Under current law multi-state companies compute their Arizona income for tax purposes using a formula: 50 percent based on sales within the state, 25 percent on property value and 25 percent on payroll.
Existing law already permits export-oriented companies to elect to base their taxes 80 percent on sales within the state. That's the law that was in effect last October when Intel announced it planned to revamp another of its fabrication plants and spend up to $8 billion, at least part of that in Arizona.
Making corporate income subject to Arizona taxation based solely on sales within the state means the tax rate doesn't matter.

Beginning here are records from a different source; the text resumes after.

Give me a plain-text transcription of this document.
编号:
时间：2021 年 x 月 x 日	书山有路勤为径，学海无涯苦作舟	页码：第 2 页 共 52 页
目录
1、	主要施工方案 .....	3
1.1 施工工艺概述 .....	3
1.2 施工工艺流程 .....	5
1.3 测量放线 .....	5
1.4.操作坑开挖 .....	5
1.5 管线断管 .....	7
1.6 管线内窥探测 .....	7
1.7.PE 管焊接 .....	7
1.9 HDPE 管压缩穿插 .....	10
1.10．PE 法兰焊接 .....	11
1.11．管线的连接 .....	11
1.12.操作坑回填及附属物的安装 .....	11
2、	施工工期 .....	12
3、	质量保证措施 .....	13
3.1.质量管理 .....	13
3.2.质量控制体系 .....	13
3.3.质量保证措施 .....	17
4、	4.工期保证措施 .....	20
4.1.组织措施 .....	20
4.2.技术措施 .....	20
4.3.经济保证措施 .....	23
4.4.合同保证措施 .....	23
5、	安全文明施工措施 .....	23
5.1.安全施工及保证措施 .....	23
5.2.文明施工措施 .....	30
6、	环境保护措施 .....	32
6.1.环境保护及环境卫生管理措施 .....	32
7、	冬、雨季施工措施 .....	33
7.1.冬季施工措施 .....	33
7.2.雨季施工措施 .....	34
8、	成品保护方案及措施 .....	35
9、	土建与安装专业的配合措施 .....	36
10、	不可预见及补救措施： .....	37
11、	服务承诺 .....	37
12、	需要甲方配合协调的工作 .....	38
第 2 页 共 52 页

At the time of last fall's announcement, Bagley credited the state's business-friendly tax environment with the decision to expand in Chandler. That includes not only that 80 percent formula but also the fact that Intel has its manufacturing facilities in a foreign trade zone, providing a permanent 75 percent reduction in property taxes from what it otherwise would have to pay, a provision that remains unchanged under the new law.
That 80 percent factor was also at work when Intel decided to go ahead with the new $5 billion plant which was announced Friday, the plant Bagley said had to be planned far ahead of time.
We are giving the store away to business while we eliminate schools and almost 280,000 lower income people from state HC. This coverage was a ballot resolution passed by voters in 2000 to raise the tax on cigarettes eighty cents, and for that money to go to HC for lower income people. This money was 345.6 nmillion dollars in 2007. AZ pays some of the highest tobacco taxes in the country, two dollars a pack state tax. I wonder what the legislators think they will do with this money, since prop 203 that created the tax stated the money had to go to HC. Is this a money grab by the legislature? Expect more lawsuits. Some have already been announced, and it is because this was a tax passed by voters and has to be approved by voters to change the direction of the money. In the meantime I bet they drop the coverage anyway and say “Sue me.” It seems to be the thing to do in AZ.
http://www.azcentral.com/...
http://www.douglasdispatch.com/...
I guess the teahadists don't like the good old days as much as they say they do. If they wanted them back they would be screaming for corporations to pay their taxes. Or to at least pay what any other person would have to. Why should those that make the most pay the least?